Todo cuanto hacen las falsas creencias
giran en torno a lo que creen, se mantienen alejados de la fe cristiana, no
toman nada prestado de ella porque para ellos aquello sería conflictivo. Sin embargo, triste es que algunos creyentes que son carnales (viviendo aún sometidos
a lo que creen o consideran) o comprometedores, un tanto de esto y de aquello,
a esa actitud se le llama desobediencia, una vida parcializada.
¿Cómo podría agradecer al Señor por
haberle comprometido? ¿Cómo poder agradecerle por aquello como tristemente
hacen algunos en su gran ignorancia u obstinación? Por haber dado lugar a
aquello que en nada edificó su vida o vidas, haciendo ver al pagano más devoto
o entregado a su maldecida condición, que hay creyentes dispuestos a
comprometer o poner en dudas una vida separada para Cristo.

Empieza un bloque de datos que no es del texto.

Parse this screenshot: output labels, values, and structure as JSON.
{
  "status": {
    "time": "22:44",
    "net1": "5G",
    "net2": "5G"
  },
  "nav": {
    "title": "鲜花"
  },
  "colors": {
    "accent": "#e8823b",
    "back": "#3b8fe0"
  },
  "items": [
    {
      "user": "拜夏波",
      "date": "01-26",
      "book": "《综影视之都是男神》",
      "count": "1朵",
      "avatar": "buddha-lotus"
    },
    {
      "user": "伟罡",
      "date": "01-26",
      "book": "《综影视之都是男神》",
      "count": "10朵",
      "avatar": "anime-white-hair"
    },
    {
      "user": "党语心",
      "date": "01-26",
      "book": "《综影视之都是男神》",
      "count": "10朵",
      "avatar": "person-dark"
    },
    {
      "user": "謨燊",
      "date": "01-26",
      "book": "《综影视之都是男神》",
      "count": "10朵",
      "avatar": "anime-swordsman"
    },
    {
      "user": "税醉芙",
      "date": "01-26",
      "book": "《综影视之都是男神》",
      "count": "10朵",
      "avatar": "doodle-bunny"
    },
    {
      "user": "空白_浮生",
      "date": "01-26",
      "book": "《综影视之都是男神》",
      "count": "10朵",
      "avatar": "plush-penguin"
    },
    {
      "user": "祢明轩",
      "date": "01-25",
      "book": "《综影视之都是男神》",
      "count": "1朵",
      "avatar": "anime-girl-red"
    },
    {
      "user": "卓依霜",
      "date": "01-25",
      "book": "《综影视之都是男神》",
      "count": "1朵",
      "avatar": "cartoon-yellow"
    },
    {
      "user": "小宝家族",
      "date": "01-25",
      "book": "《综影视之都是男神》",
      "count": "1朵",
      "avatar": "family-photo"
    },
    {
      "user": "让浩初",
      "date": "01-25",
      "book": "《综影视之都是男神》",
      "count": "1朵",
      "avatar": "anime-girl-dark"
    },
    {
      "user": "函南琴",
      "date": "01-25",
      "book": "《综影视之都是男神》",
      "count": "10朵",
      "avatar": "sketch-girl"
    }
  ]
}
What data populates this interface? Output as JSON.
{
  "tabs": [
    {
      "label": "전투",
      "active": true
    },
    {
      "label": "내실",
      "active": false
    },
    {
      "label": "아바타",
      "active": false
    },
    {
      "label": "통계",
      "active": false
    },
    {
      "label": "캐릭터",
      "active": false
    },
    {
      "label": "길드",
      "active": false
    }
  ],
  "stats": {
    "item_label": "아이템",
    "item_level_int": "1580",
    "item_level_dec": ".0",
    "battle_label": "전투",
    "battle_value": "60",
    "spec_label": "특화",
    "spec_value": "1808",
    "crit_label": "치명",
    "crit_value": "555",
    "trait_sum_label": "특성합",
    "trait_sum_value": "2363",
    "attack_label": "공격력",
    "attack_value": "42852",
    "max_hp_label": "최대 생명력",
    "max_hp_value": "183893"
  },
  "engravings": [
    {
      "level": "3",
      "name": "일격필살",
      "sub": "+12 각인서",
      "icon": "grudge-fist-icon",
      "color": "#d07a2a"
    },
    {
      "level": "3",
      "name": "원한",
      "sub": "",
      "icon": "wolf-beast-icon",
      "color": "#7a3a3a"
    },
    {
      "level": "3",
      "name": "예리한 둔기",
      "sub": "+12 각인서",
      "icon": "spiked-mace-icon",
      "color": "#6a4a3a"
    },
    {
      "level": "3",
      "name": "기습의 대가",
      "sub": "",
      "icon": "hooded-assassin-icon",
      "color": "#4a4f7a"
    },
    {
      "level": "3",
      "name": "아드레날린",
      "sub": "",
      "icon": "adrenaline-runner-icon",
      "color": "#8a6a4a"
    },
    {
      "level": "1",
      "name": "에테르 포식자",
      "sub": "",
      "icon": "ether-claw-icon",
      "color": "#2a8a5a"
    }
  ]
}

Debemos sólo darles lugar a nuestros
labios, palabras para que estas alaben al Señor en medio de dificultades y en
medio de victorias. Enfatiza la Palabra, …dando siempre gracias por todo…Por
aquella salida preparada de la fuerte prueba, por la sanidad que es “en Él Sí y
en Él amén”.
Si usted como creyente no puede o no ha
atendido a esta ordenanza espiritual ha violado aquello que le permitiría hacer
eco de aquello que lo eleve y enmarque su adoración y entrega al Señor. Todo
lo que glorifique a Dios lo levanta. Lo ubica en la categoría de
alabar sólo a Dios, darle la honra y la gloria que sólo a Él pertenece, la
estricta atención que le pertenece.
Si realmente examinamos aquello que en
instancias o para algunos continuos errores hacia su Dios expresan o declaran,
se reconocería que no es posible servirle y obedecerle, no es posible
glorificarlo si nuestras lenguas entretienen otra tonada que no sea alabanza.
Por esa razón se tendría que pedirle que lo ayude o que le socorre, para que su
voz sólo o en diálogo celosamente cumpla con su ordenanza, porque su fortaleza
depende de ello y su victoria sobre todo lo adverso.